My mouth was all dried out. “Why, uh, why are you here? I mean, here now and all?”

Thus spake the great Pastor Tenhaus, humanity’s spokesman.

“Just thought I’d stop by to check things out, see how you’re doing. Can’t stay long—there’s a lot to do, you know—but I like to pop in around the end of each day and look at my work close up.”


“I think it’s good. Fine. Marvelous. You’re doing great here. Even better than I expected.”

Sidney sat and took it all in. He was leaning his chin on his fists and didn’t seem to be planning to say anything. “We’re doing fine?” I asked.

“Yes. Of course. Didn’t you think so?”

“Well, um, I mean … we’ve got wars and famines. Our population’s out of control. We’re polluting everything. We can’t feed everybody and we can’t stop killing each other.”

“Oh, you’ll figure something out.” He tapped his finger against my forehead. “You’re an intelligent species, you know. I have faith in you.”

“You have faith in us?”

“Well, of course. I did a good job on you, you know. You’re well made. Well enough, anyway.”

For the first time in days, I felt the disquieting itch of intelligence in my brain. “Well enough for what?” I asked.

The lights began to shimmer around Him again. “Sorry I can’t stay longer. It’s been wonderful getting to see you, having this conversation. You’re so much more interesting than the ferns. Can’t wait to see what happens when I pop in tomorrow. Well, I suppose you two will be dead by then, but I’m sure someone will figure it out and be here to talk to me. It’s been lovely. This is a marvelous world, you know. I think I’ll retire here, once I slow down enough. Do try to enjoy it.”

The lights got brighter and the image broke apart. I blinked my eyes a few times, and looked over at Sidney, who was blinking his. “We’ve seen God,” he said.

“Yes,” I agreed, “for all the good it did us.”


I never told my congregation about my conversation with God. It was a week before I told my wife, and then only because she knew that something was up and pulled it out of me. I don’t know whether she believed me or not, but at least she never made an issue of it. Neither did I.

After I dropped Sidney off at his apartment, I never saw him again. Patty tried to look him up after I finally told her the story, but he was gone to somewhere-or-other, and nobody knew quite when he would be back. If she thought this weakened the credibility of my story, she never said so.

That was quite a few years ago now. For a while I tried to put it out of my mind, focus on the day-to-day, and ignore the fact that I had spent two minutes and twenty-three seconds with God without getting the slightest bit of useful information from Him. But lately, as I too begin to slow down and think about my eventual retirement, I find myself coming back to this episode more and more often.

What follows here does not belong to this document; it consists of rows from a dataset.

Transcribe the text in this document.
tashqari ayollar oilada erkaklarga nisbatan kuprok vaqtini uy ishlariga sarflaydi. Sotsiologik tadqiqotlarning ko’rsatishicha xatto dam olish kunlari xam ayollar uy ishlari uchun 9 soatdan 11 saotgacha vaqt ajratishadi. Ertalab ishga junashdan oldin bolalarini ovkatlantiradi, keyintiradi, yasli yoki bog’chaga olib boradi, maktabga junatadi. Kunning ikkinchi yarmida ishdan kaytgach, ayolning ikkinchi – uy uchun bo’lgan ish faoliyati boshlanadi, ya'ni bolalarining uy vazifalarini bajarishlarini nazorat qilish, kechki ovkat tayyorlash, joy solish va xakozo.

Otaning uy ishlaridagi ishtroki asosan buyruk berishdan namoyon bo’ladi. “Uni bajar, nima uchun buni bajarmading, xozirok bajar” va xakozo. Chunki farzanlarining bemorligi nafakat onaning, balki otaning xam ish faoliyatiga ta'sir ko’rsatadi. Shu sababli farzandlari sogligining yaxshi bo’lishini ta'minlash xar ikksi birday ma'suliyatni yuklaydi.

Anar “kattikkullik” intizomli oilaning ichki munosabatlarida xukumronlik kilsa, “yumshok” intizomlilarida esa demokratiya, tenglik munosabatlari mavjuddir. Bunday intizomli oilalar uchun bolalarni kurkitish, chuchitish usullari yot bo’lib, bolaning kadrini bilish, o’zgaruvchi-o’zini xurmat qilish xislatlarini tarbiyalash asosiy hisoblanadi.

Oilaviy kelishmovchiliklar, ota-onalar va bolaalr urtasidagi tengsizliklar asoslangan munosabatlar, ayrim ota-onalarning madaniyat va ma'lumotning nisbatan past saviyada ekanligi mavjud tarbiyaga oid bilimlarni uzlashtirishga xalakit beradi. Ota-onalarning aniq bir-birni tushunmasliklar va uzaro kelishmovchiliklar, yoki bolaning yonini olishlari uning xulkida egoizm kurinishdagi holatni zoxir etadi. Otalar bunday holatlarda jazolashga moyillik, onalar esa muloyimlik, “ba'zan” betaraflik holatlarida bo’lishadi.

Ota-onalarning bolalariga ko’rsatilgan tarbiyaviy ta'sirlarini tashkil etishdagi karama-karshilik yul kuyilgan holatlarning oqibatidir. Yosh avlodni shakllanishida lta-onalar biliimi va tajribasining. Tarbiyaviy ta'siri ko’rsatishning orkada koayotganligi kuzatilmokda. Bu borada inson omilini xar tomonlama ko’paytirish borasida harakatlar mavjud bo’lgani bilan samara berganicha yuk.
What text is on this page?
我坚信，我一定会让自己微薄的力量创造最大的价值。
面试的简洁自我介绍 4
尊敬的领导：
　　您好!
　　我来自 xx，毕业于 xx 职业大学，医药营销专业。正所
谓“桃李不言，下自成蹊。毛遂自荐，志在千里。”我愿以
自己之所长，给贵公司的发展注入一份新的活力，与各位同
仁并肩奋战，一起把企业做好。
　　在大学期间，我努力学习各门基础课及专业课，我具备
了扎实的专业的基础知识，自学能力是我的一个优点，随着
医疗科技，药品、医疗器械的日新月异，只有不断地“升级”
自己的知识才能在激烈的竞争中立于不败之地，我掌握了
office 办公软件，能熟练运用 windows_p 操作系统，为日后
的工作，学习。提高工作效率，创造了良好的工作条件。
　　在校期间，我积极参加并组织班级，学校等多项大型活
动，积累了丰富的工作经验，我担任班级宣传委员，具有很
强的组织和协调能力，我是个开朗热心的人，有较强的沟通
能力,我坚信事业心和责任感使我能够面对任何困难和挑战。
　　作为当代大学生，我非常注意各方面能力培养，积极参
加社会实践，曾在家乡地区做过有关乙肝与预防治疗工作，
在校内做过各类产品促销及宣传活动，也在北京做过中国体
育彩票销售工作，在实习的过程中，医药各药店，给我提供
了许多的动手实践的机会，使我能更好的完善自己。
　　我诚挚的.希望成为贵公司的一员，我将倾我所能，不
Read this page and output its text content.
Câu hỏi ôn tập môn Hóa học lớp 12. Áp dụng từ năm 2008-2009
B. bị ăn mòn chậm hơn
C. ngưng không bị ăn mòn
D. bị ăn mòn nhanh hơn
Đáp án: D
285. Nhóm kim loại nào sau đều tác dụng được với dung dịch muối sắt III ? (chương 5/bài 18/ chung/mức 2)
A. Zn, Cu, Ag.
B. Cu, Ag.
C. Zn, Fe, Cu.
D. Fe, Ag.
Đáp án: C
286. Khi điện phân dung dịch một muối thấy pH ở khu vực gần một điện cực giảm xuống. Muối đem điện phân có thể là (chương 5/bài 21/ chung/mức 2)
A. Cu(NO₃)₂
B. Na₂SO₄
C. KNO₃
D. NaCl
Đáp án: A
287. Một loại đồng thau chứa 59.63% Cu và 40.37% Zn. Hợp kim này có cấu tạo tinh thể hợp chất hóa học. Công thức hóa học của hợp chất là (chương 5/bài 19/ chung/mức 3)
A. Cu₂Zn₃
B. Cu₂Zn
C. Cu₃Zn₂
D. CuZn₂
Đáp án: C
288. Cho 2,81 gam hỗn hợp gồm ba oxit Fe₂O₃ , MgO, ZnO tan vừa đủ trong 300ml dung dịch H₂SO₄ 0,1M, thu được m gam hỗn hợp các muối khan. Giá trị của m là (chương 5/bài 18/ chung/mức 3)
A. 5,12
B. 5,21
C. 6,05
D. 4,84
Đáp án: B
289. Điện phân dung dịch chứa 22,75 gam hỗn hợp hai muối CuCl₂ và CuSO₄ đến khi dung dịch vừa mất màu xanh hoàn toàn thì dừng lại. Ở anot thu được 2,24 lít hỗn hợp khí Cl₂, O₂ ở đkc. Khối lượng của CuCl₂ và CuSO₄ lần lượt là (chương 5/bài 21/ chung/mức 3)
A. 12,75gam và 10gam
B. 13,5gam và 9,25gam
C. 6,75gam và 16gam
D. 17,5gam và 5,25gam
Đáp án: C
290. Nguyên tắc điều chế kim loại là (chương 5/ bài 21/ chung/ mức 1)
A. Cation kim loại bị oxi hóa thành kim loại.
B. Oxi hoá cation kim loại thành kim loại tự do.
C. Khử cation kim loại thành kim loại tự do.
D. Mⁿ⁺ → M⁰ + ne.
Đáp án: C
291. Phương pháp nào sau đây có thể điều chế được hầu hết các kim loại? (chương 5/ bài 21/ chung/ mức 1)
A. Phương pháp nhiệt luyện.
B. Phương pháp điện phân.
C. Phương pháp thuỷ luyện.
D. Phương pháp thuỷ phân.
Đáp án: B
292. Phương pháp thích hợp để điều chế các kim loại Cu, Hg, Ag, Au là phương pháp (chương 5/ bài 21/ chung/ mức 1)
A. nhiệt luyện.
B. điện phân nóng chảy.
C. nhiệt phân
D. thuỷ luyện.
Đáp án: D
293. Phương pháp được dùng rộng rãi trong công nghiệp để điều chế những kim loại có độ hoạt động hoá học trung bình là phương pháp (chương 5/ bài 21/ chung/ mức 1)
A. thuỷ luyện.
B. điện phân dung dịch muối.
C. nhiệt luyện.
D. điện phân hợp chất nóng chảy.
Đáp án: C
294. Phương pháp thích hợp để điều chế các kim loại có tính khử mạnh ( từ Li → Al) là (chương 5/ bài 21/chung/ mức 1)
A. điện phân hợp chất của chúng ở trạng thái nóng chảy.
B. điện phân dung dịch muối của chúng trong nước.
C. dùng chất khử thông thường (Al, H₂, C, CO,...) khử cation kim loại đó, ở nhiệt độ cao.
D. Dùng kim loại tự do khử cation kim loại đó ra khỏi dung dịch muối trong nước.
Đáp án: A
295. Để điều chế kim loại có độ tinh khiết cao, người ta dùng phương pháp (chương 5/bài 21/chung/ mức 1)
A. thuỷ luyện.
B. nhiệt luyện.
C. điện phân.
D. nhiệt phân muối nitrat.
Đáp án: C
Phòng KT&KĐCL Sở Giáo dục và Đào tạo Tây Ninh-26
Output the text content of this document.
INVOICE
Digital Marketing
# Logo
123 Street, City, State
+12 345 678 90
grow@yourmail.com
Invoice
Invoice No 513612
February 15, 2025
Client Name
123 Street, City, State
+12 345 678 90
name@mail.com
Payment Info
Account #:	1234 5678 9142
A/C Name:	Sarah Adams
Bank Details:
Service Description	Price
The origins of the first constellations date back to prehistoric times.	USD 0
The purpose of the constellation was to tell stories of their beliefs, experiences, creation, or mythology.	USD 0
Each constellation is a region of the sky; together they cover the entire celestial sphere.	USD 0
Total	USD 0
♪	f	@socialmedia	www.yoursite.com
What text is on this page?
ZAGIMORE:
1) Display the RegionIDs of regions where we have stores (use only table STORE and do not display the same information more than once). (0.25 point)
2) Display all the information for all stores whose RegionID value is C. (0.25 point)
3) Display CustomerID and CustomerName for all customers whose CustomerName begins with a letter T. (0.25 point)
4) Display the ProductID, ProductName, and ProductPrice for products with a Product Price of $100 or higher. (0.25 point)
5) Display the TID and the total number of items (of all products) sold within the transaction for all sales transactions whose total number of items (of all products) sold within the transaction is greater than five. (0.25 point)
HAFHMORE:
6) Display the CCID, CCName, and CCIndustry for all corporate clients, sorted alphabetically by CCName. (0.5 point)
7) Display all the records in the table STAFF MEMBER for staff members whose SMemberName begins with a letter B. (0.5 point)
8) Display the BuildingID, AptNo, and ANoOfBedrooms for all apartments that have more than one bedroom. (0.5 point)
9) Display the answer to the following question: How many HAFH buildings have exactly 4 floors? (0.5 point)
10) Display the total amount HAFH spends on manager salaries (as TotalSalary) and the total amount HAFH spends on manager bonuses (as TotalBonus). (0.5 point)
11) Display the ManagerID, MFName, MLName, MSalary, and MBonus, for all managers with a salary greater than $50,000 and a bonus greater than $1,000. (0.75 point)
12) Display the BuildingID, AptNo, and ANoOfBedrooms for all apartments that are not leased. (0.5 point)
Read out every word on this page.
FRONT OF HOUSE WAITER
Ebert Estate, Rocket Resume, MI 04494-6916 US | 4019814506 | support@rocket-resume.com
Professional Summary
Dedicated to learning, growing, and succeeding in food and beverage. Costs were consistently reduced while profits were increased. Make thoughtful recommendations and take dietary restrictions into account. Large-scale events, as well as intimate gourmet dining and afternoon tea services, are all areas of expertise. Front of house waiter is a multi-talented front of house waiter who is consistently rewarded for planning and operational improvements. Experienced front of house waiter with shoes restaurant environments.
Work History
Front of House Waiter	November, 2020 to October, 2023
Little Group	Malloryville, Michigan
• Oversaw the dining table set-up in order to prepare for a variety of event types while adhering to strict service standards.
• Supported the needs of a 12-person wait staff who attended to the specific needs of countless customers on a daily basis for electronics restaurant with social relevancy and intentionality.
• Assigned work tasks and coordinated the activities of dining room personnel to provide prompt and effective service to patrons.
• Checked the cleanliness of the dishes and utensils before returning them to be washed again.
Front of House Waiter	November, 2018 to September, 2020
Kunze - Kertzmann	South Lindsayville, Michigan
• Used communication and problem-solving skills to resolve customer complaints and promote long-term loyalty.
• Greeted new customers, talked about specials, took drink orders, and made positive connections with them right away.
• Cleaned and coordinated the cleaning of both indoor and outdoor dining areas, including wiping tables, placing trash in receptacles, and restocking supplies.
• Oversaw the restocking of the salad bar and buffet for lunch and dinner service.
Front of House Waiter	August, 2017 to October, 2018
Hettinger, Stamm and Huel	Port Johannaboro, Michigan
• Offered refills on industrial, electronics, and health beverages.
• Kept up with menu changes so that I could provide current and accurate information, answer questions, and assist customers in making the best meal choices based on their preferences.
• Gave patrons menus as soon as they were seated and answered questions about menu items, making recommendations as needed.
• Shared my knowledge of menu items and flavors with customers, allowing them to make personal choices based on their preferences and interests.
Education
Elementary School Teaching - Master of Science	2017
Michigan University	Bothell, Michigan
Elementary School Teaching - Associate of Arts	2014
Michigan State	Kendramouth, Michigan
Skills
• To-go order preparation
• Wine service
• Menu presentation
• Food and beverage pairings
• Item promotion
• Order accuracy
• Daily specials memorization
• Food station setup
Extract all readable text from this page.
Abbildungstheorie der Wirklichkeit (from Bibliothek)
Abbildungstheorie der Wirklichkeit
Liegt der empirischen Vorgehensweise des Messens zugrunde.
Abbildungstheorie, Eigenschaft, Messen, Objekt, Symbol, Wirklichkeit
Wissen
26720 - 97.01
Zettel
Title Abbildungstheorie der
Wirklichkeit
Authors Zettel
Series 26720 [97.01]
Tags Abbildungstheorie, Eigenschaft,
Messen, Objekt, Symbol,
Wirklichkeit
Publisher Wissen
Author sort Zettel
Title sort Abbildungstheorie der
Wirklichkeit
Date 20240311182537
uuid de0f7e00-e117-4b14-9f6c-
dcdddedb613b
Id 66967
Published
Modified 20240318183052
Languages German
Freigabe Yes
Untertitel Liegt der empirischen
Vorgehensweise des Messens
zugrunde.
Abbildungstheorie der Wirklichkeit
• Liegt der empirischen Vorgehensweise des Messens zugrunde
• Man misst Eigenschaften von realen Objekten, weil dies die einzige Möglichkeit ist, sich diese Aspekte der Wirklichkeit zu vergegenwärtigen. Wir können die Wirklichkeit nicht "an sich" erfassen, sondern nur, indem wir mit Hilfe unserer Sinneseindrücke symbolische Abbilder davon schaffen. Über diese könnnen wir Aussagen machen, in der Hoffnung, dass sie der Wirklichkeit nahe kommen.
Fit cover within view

Sometimes, as I stand in the pulpit making eye contact and trying to put energy into my voice, I imagine that I see Sidney sitting near the front, resting his chin on his fists. Sometimes I even imagine I see the dapper old man. He stands in the back by the ushers, and listens to my words of wisdom, apparently oblivious to the divorced women in the back row giving him the once-over.

And maybe (now that I’m old enough to start lowering my expectations of myself) the information I got out of him wasn’t so useless after all. Maybe we are made well enough, and maybe we don’t need to know what for. And it is a marvelous world. With the amount of time I have left (however long that might be) I’m going to try to enjoy it.